Note that HMRC has also brought in anti-forestalling provisions to ensure that property owners cannot orchestrate a disposal to circumvent these new rules. This means that in cases where contracts on a disposal are exchanged after 6 March 2024, but completion is delayed beyond 5 April 2025, (the deadline date and end of the tax year) any claims to secure tax relief will be denied if the transaction involves connected persons.
No flexibility over rental profit sharing
The current ability for spouses and co-owners to elect how to divide the rental profits derived from a FHL according to their other income will be ending from 5 April 2025. This will have implications for higher and additional rate taxpayers.
Restrictions to allowable expenses
FHL businesses are currently eligible for capital allowances because they are considered a trading business. This will change from April 2025 and just as with other rentals, it will only be possible to claim for replacement costs.

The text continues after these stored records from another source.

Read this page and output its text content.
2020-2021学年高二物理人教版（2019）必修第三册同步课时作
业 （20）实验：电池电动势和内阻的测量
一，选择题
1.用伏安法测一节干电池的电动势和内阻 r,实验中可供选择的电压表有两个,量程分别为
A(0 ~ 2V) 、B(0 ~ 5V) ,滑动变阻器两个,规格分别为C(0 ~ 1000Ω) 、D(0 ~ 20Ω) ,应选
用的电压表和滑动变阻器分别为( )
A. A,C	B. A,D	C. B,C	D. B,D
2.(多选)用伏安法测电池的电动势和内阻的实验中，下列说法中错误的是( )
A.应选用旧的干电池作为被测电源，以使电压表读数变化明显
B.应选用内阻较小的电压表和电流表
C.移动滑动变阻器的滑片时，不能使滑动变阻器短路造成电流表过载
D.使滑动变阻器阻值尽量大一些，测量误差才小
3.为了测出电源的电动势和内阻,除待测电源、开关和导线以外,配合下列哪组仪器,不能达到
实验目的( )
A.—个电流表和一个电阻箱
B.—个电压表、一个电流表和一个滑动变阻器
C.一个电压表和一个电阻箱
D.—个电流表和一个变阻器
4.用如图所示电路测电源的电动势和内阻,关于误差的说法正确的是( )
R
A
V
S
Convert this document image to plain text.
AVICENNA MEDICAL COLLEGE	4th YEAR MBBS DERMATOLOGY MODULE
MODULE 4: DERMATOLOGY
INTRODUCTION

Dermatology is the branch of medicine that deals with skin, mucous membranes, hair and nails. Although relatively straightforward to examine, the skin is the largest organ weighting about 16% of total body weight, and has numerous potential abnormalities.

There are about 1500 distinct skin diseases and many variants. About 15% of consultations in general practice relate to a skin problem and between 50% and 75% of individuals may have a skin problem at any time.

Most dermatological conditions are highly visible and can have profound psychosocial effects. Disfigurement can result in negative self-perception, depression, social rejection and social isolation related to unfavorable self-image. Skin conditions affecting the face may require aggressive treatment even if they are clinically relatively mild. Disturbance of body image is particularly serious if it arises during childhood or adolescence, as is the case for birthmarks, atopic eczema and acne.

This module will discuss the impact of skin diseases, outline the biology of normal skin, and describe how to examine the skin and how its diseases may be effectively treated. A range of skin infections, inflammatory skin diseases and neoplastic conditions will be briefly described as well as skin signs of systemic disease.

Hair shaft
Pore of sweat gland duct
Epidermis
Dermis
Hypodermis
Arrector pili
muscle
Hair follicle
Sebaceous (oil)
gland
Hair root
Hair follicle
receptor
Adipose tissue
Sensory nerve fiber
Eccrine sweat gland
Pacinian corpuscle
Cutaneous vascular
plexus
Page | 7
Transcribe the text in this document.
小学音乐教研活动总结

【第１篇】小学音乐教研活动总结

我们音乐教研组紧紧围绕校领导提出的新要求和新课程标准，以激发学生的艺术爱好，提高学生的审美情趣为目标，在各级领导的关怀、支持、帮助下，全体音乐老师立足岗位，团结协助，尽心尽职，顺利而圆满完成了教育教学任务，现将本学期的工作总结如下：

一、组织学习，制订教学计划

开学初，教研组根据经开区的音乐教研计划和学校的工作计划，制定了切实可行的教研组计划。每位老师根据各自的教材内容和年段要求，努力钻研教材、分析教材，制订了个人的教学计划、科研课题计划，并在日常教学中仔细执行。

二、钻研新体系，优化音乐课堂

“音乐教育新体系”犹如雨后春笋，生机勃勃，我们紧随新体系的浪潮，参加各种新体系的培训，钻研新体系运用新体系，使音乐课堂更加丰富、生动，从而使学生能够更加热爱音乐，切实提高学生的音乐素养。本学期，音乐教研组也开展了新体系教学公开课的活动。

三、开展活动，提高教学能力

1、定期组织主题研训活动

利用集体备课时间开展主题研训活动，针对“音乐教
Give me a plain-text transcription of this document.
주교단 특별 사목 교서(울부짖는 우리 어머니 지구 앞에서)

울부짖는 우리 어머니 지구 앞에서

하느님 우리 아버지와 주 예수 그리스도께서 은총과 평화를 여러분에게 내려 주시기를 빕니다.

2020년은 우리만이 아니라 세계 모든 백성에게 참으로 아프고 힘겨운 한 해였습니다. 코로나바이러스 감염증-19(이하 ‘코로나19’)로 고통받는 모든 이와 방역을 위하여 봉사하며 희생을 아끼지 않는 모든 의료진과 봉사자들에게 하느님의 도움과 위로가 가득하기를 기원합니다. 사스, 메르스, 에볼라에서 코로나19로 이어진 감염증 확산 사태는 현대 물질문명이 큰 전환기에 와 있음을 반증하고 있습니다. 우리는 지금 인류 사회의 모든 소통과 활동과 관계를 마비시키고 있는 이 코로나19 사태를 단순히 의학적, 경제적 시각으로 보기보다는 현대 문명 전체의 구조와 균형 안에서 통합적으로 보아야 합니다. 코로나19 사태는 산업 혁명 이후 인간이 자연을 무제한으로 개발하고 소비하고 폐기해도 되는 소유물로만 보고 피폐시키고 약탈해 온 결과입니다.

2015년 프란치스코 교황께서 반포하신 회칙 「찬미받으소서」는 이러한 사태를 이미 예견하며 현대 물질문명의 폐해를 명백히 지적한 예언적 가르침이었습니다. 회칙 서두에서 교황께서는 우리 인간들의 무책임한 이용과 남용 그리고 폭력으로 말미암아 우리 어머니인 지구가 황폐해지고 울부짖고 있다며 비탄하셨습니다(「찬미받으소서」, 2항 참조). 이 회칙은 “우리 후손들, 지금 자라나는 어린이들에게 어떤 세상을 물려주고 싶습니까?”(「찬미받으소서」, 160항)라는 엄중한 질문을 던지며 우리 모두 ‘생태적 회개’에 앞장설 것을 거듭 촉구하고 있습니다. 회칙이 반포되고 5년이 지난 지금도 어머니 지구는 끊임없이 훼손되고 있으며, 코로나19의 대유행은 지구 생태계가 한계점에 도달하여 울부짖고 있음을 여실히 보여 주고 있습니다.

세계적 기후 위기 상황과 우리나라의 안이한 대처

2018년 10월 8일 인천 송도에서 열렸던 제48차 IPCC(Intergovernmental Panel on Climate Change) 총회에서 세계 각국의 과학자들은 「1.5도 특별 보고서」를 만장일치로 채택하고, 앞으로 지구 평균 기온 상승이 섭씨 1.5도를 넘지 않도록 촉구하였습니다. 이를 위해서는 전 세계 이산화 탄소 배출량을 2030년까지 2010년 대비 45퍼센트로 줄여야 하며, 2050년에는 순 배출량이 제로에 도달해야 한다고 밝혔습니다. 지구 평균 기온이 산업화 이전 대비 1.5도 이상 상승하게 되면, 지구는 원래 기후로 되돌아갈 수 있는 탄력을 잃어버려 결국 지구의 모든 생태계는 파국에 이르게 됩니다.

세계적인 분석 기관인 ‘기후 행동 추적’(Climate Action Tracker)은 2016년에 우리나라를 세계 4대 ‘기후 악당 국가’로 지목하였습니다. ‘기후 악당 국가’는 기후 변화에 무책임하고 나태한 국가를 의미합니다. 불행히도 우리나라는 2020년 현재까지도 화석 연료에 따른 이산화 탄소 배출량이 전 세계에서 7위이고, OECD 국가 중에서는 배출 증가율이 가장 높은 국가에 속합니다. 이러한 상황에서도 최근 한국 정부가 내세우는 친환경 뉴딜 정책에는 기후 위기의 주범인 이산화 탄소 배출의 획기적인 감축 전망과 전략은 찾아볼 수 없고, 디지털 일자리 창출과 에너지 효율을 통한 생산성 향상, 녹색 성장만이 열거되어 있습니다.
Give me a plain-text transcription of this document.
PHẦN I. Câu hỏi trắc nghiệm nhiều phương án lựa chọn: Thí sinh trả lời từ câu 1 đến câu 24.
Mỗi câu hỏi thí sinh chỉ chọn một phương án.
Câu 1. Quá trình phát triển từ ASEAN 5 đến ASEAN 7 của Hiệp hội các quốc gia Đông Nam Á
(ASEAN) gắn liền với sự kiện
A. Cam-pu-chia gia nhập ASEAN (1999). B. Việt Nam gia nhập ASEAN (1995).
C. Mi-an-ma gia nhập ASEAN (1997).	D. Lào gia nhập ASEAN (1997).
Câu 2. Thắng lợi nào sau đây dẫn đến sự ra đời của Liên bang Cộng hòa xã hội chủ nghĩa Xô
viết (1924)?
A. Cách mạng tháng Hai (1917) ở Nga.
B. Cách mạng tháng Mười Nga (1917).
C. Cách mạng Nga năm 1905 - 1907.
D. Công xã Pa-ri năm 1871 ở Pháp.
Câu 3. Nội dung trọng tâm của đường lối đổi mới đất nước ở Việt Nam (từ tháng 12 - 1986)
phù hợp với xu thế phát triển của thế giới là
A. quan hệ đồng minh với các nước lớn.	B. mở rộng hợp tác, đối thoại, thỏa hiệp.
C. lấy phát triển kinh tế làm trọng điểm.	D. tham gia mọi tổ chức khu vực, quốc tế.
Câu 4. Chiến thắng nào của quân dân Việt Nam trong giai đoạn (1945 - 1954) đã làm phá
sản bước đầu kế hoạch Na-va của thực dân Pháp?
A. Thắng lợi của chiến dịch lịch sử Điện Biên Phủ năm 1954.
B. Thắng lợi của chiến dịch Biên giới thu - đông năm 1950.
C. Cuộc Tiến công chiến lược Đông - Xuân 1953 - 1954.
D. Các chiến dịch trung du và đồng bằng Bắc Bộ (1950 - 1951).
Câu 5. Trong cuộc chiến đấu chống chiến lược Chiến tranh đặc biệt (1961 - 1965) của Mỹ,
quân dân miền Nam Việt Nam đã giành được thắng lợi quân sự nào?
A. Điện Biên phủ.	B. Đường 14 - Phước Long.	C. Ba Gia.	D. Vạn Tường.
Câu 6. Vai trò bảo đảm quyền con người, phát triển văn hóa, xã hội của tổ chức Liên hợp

Restrictions to rental income for pension contributions
From April 2025, profits from a FHL property will not be accepted as earnings for claiming tax relief on pension contributions or for Class 2 and voluntary Class 3 NIC purposes.
What this means
If you own a property which meets the current rules to qualify as a FHL, you will have qualified for some significant tax advantages. Now these will no longer be available, it’s important to consider what, if any action you should be taking.
Firstly, speak with us to understand how your tax liabilities could be changing in the future. If the costs are not viable, you may want to sell the property and act sooner rather than later, especially if you could be entitled to BADR.
One of the surprises in the 2024 Autumn Budget was that capital gains tax did not increase as sharply as some had expected. In addition, the reduction in the rate of CGT to 24% for higher rate taxpayers in relation to property disposals, introduced by the Conservatives, was not withdrawn by Labour.
Bear in mind that capital gains on residential property disposals must be reported to HMRC online and the tax paid within 60 days of completion.
If you have been considering making property improvements to improve the rental returns, it might be worth making any capital investments before 6 April 2025. This will enable you to continue claiming writing-down capital allowances in future tax years, provided the works undertaken qualify for capital allowances.
Given how significant these tax changes are, it’s crucial for FHL owners to act promptly and seek professional advice to be able to make informed choices about their future tax liabilities.